In my case, ENTP, working in 5 different countries in my last 10 yr , I score very high in Ne (that's normal for ENTP) but my Se is at Ti levels when tested separatelly (I think when Si got killed in me i put Se). There is no Ne Se type i know...


----------



## shameless (Apr 21, 2014)

I think the types I have known to go explore the most are ExFPs. Tend to honor their desires even above being practical. I.e. Known several to go vacation yet end up homeless in same year. (My older sis is one of them). ExFPs have the greatest self indulgence mixed with wanderlust. Second is ExTPs however ExTPs seem to have a slight more practical side. We ExTPs still self indulge for sure, not usually at the price of things like shelter however. Seriously can think of 3 ExFPs who have gotten in major ruts indulging their desires to travel with no means. ExTPs have Ti/Fe which grounds us to our obligations at least a little bit.


----------



## Drecon (Jun 20, 2016)

Contrary to stereotypes, the two people I know that most like to explore the world are an ISFJ and an ISTJ...


----------



## Rydori (Aug 7, 2017)

Everyone is mentioning ENTP, but serious not XSFP?
Se experience life as the 'what is here and now', and tourism is essentially this,while Fi finds the inner joy of travelling in which the person can reflect on.


----------



## Aluminum Frost (Oct 1, 2017)

Se>Ne and feelers probably care more about culture and stuff like that so I would think it's something like ESFP>ESTP=ENFP>ENTP


----------



## atamagasuita (May 15, 2016)

E**P


----------



## ilovegoodcheese (Oct 28, 2017)

@Aluminum Frost and @Emulsions 

I agree that Se is something that factors a lot into this behaviour, but the idea here is that the very same MTBI orthogonality makes people with high Ne Se (that exist, me as example) be typed as Ne or Se but not both at the same time. Is probably one of the shortcomings of MTBI.

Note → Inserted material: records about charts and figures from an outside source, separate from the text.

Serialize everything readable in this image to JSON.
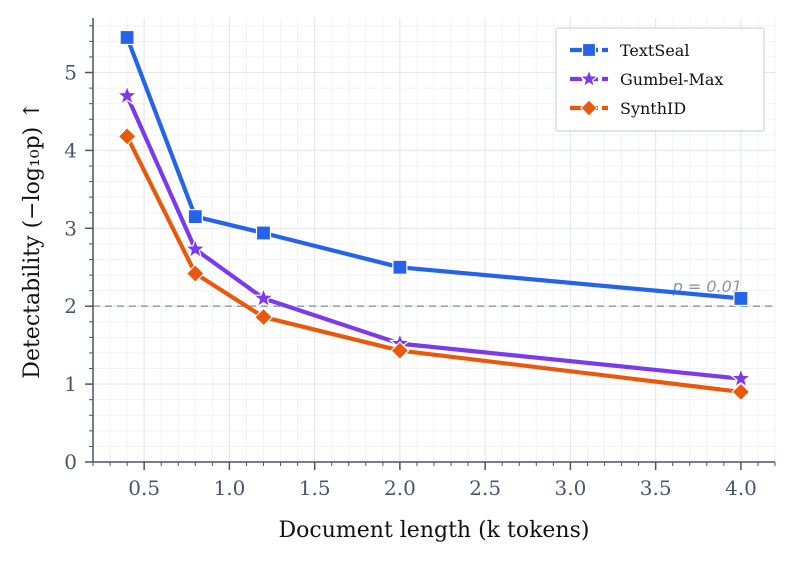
{
  "chart_data": {
    "type": "line",
    "xlabel": "Document length (k tokens)",
    "ylabel": "Detectability (−log₁₀p)  ↑",
    "xlim": [
      0.2,
      4.2
    ],
    "ylim": [
      0,
      5.7
    ],
    "xticks": [
      0.5,
      1.0,
      1.5,
      2.0,
      2.5,
      3.0,
      3.5,
      4.0
    ],
    "xtick_labels": [
      "0.5",
      "1.0",
      "1.5",
      "2.0",
      "2.5",
      "3.0",
      "3.5",
      "4.0"
    ],
    "yticks": [
      0,
      1,
      2,
      3,
      4,
      5
    ],
    "ytick_labels": [
      "0",
      "1",
      "2",
      "3",
      "4",
      "5"
    ],
    "grid": true,
    "legend_position": "top-right",
    "reference_line": {
      "y": 2,
      "label": "p = 0.01",
      "color": "#9aa3b2"
    },
    "x": [
      0.4,
      0.8,
      1.2,
      2.0,
      4.0
    ],
    "series": [
      {
        "name": "TextSeal",
        "values": [
          5.45,
          3.15,
          2.94,
          2.5,
          2.1
        ],
        "color": "#2563eb",
        "marker": "square"
      },
      {
        "name": "Gumbel-Max",
        "values": [
          4.7,
          2.73,
          2.1,
          1.52,
          1.07
        ],
        "color": "#7c3aed",
        "marker": "star"
      },
      {
        "name": "SynthID",
        "values": [
          4.18,
          2.42,
          1.86,
          1.43,
          0.9
        ],
        "color": "#ea580c",
        "marker": "diamond"
      }
    ]
  }
}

Second about F types (particulary ENFP); my experience is that ENFP "risk" more than ENTP when travelling, for example, I know some ENFPs travelling basically by hitchhiking and coachsurfing, meanwhile ENTPs are more prone to use their own vehicle and sleep in the same vehicle or in a tent. Of course both systems are good, but using own vehicle is more efficient in terms of distance and time than hitchhiking. Of course, if the objective is not reaching some place but meeting people, hitchhiking and coachsurfing is the way to go. 

Maybe this also makes ENFP more prone to travel alone and interacting with a lot of people in the field, meanwhile ENTP are more prone to not go solo, that adds security but hinders interaction in the field. I've the impression that F types have a more complete experience but it may turn "bad" eventually, so after some experiences they become more retracted, meanwhile T types repeat, maybe because "something" is missing in the experience. Makes sense? Is also for xSxx people?


----------